Reed Sternberg Cells: The Hallmark of Hodgkin Lymphoma

Reed-Sternberg cells are distinctive, large cells observed under a microscope in biopsies. They serve as a significant diagnostic marker. Their unusual appearance makes them recognizable to pathologists. Dorothy Reed Mendenhall and Carl Sternberg provided their definitive microscopic descriptions, establishing their importance in pathology.

Characteristics of Reed-Sternberg Cells

Reed-Sternberg cells are notably large, ranging from 30 to 100 microns. A distinguishing feature is their bilobed or multinucleated appearance, often described as resembling an “owl’s eye” due to their large, prominent eosinophilic nucleoli and thick nuclear membranes. Their nuclei have a distinct, thick membrane and vesicular chromatin, sometimes appearing as mirror images.

The cells possess abundant cytoplasm, which can appear pale, eosinophilic, or amphophilic, and may be finely granular or homogenous. In some variations, such as lacunar cells found in nodular sclerosis Hodgkin lymphoma, the cytoplasm can retract during preparation, creating an empty space or “lacunae” around the nucleus. Other variants, like “popcorn cells” seen in nodular lymphocyte predominant Hodgkin lymphoma, are smaller with hyper-lobulated nuclei.

Role in Hodgkin Lymphoma

Reed-Sternberg cells are the defining pathological feature of classical Hodgkin lymphoma. Their presence, even if infrequent, is a strong indicator for this diagnosis and helps differentiate it from other types of lymphoma. These malignant cells, while central to the disease, often constitute a small fraction, less than 1% to 5%, of the total cellular population within affected lymph nodes or tissues.

The surrounding tissue in classical Hodgkin lymphoma is characterized by a significant inflammatory background. This environment includes a variety of reactive cells such as T-cells, B-cells, eosinophils, macrophages, plasma cells, and neutrophils, which form the bulk of the tumor mass. Reed-Sternberg cells interact with these immune cells, influencing the surrounding microenvironment and contributing to the overall pathology and clinical presentation of Hodgkin lymphoma.

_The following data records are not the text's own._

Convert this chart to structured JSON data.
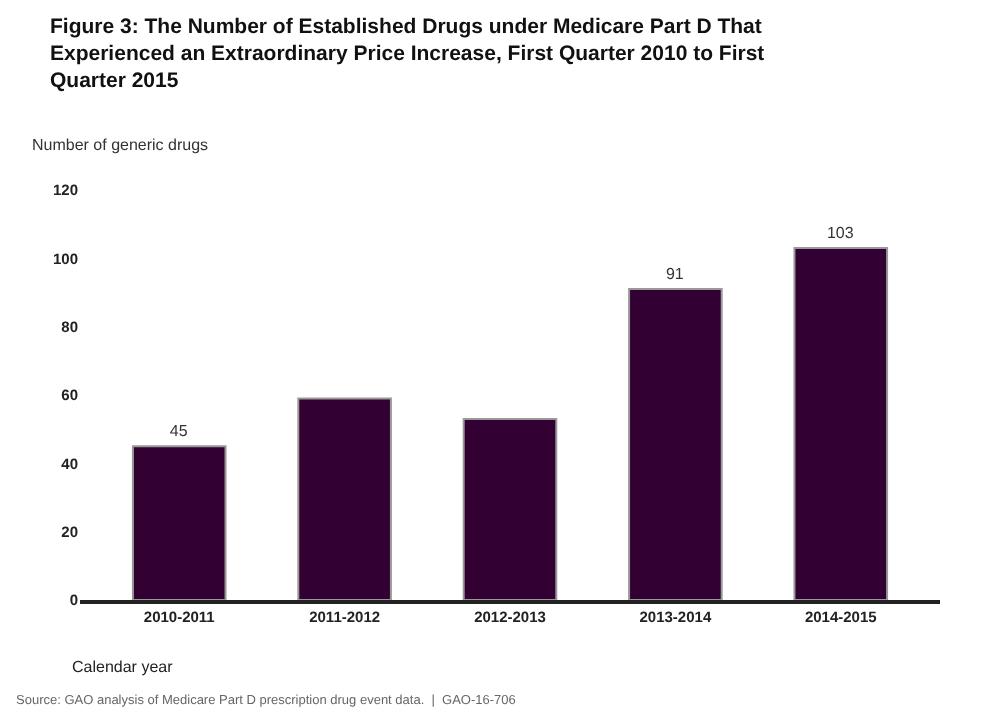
{
  "chart_data": {
    "type": "bar",
    "title": "Figure 3: The Number of Established Drugs under Medicare Part D That Experienced an Extraordinary Price Increase, First Quarter 2010 to First Quarter 2015",
    "ylabel": "Number of generic drugs",
    "xlabel": "Calendar year",
    "categories": [
      "2010-2011",
      "2011-2012",
      "2012-2013",
      "2013-2014",
      "2014-2015"
    ],
    "values": [
      45,
      59,
      53,
      91,
      103
    ],
    "value_labels": [
      "45",
      null,
      null,
      "91",
      "103"
    ],
    "color": "#330033",
    "ylim": [
      0,
      120
    ],
    "yticks": [
      0,
      20,
      40,
      60,
      80,
      100,
      120
    ],
    "grid": false,
    "annotations": [
      "Source: GAO analysis of Medicare Part D prescription drug event data.  |  GAO-16-706"
    ]
  }
}
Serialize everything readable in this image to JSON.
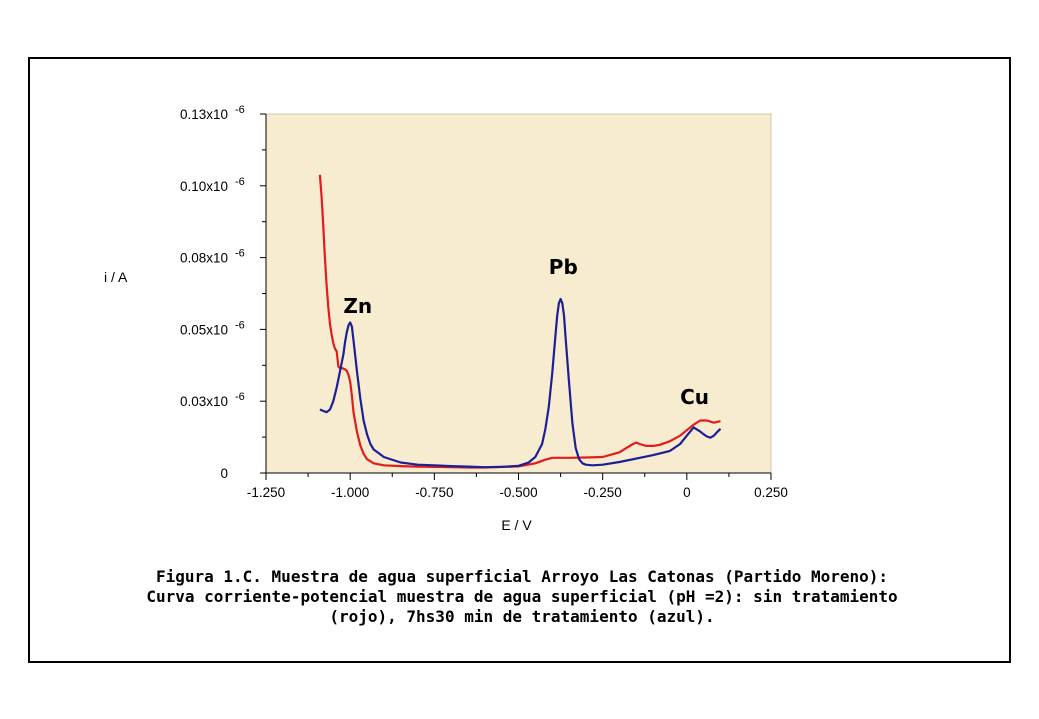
{
  "chart_data": {
    "type": "line",
    "xlabel": "E / V",
    "ylabel": "i / A",
    "xlim": [
      -1.25,
      0.25
    ],
    "ylim": [
      0,
      0.13
    ],
    "x_ticks": [
      {
        "value": -1.25,
        "label": "-1.250"
      },
      {
        "value": -1.0,
        "label": "-1.000"
      },
      {
        "value": -0.75,
        "label": "-0.750"
      },
      {
        "value": -0.5,
        "label": "-0.500"
      },
      {
        "value": -0.25,
        "label": "-0.250"
      },
      {
        "value": 0,
        "label": "0"
      },
      {
        "value": 0.25,
        "label": "0.250"
      }
    ],
    "y_ticks": [
      {
        "value": 0,
        "label": "0",
        "exponent": ""
      },
      {
        "value": 0.026,
        "label": "0.03x10",
        "exponent": "-6"
      },
      {
        "value": 0.052,
        "label": "0.05x10",
        "exponent": "-6"
      },
      {
        "value": 0.078,
        "label": "0.08x10",
        "exponent": "-6"
      },
      {
        "value": 0.104,
        "label": "0.10x10",
        "exponent": "-6"
      },
      {
        "value": 0.13,
        "label": "0.13x10",
        "exponent": "-6"
      }
    ],
    "plot_background": "#f8ecd0",
    "series": [
      {
        "color": "#e21b1b",
        "x": [
          -1.09,
          -1.085,
          -1.08,
          -1.075,
          -1.07,
          -1.065,
          -1.06,
          -1.055,
          -1.05,
          -1.045,
          -1.04,
          -1.035,
          -1.03,
          -1.025,
          -1.02,
          -1.015,
          -1.01,
          -1.005,
          -1.0,
          -0.995,
          -0.99,
          -0.98,
          -0.97,
          -0.96,
          -0.95,
          -0.93,
          -0.9,
          -0.85,
          -0.8,
          -0.75,
          -0.7,
          -0.65,
          -0.6,
          -0.55,
          -0.5,
          -0.45,
          -0.42,
          -0.4,
          -0.35,
          -0.3,
          -0.25,
          -0.2,
          -0.18,
          -0.16,
          -0.15,
          -0.14,
          -0.12,
          -0.1,
          -0.08,
          -0.05,
          -0.02,
          0.0,
          0.02,
          0.04,
          0.06,
          0.08,
          0.1
        ],
        "y": [
          0.108,
          0.1,
          0.09,
          0.078,
          0.068,
          0.06,
          0.054,
          0.05,
          0.047,
          0.045,
          0.044,
          0.0385,
          0.038,
          0.038,
          0.0378,
          0.0375,
          0.037,
          0.0355,
          0.033,
          0.028,
          0.022,
          0.015,
          0.01,
          0.007,
          0.005,
          0.0035,
          0.0028,
          0.0025,
          0.0023,
          0.0022,
          0.0021,
          0.002,
          0.002,
          0.0022,
          0.0024,
          0.0035,
          0.0048,
          0.0055,
          0.0055,
          0.0056,
          0.0058,
          0.0075,
          0.009,
          0.0105,
          0.011,
          0.0105,
          0.0098,
          0.0098,
          0.0102,
          0.0115,
          0.0135,
          0.0155,
          0.0175,
          0.019,
          0.019,
          0.0182,
          0.0188
        ]
      },
      {
        "color": "#1c1f96",
        "x": [
          -1.09,
          -1.08,
          -1.07,
          -1.06,
          -1.05,
          -1.04,
          -1.03,
          -1.02,
          -1.015,
          -1.01,
          -1.005,
          -1.0,
          -0.995,
          -0.99,
          -0.98,
          -0.97,
          -0.96,
          -0.95,
          -0.94,
          -0.93,
          -0.9,
          -0.85,
          -0.8,
          -0.75,
          -0.7,
          -0.65,
          -0.6,
          -0.55,
          -0.5,
          -0.47,
          -0.45,
          -0.43,
          -0.42,
          -0.41,
          -0.4,
          -0.39,
          -0.385,
          -0.38,
          -0.375,
          -0.37,
          -0.365,
          -0.36,
          -0.35,
          -0.34,
          -0.33,
          -0.32,
          -0.31,
          -0.3,
          -0.28,
          -0.25,
          -0.2,
          -0.15,
          -0.1,
          -0.05,
          -0.02,
          0.0,
          0.02,
          0.03,
          0.04,
          0.05,
          0.06,
          0.07,
          0.08,
          0.09,
          0.1
        ],
        "y": [
          0.023,
          0.0225,
          0.022,
          0.023,
          0.026,
          0.031,
          0.037,
          0.043,
          0.0475,
          0.051,
          0.0535,
          0.0545,
          0.053,
          0.048,
          0.037,
          0.027,
          0.019,
          0.014,
          0.0105,
          0.0085,
          0.0058,
          0.0038,
          0.003,
          0.0028,
          0.0025,
          0.0023,
          0.0021,
          0.0022,
          0.0026,
          0.0038,
          0.0058,
          0.0105,
          0.016,
          0.024,
          0.036,
          0.05,
          0.057,
          0.0615,
          0.063,
          0.0615,
          0.057,
          0.049,
          0.033,
          0.018,
          0.009,
          0.005,
          0.0035,
          0.003,
          0.0028,
          0.003,
          0.004,
          0.0052,
          0.0065,
          0.008,
          0.0105,
          0.0135,
          0.0165,
          0.0158,
          0.015,
          0.014,
          0.0132,
          0.0128,
          0.0135,
          0.0148,
          0.016
        ]
      }
    ],
    "annotations": [
      {
        "text": "Zn",
        "x": -1.02,
        "y": 0.058
      },
      {
        "text": "Pb",
        "x": -0.41,
        "y": 0.072
      },
      {
        "text": "Cu",
        "x": -0.02,
        "y": 0.025
      }
    ]
  },
  "caption": {
    "line1": "Figura 1.C. Muestra de agua superficial Arroyo Las Catonas (Partido Moreno):",
    "line2": "Curva corriente-potencial muestra de agua superficial (pH =2):  sin tratamiento",
    "line3": "(rojo), 7hs30 min de tratamiento (azul)."
  }
}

Identification of Reed-Sternberg Cells

Identifying Reed-Sternberg cells begins with a biopsy, often from an enlarged lymph node. The tissue sample is prepared and examined under a microscope by pathologists, allowing for initial recognition of their characteristic “owl’s eye” appearance and large size.

To confirm their identity and differentiate them from other atypical cells, immunohistochemistry (IHC) is widely used. This technique detects specific surface markers. Reed-Sternberg cells show positive staining for CD30 and, in about 80% of classical Hodgkin lymphoma cases, for CD15. CD45 is negative, while a weak nuclear expression of PAX-5 is also characteristic. The combination of these markers helps pathologists make an accurate diagnosis.

Cellular Nature and Development

Reed-Sternberg cells originate from germinal center B lymphocytes. These B cells undergo V(D)J recombination and somatic hypermutation in germinal centers. Normally, B cells with non-functional or low-affinity antibody genes undergo programmed cell death (apoptosis). However, Reed-Sternberg cells are B lymphocytes that failed to undergo this process, becoming malignant and proliferating.

Despite their B-cell origin, classical Reed-Sternberg cells lose the typical B-cell gene expression profile, including immunoglobulin genes. This reprogramming is not fully understood but may involve widespread epigenetic changes and “crippling” mutations acquired during somatic hypermutation. Their survival is linked to the activation of specific signaling pathways, such as the NF-κB transcription factor pathway, which helps them evade immune detection and continue to grow.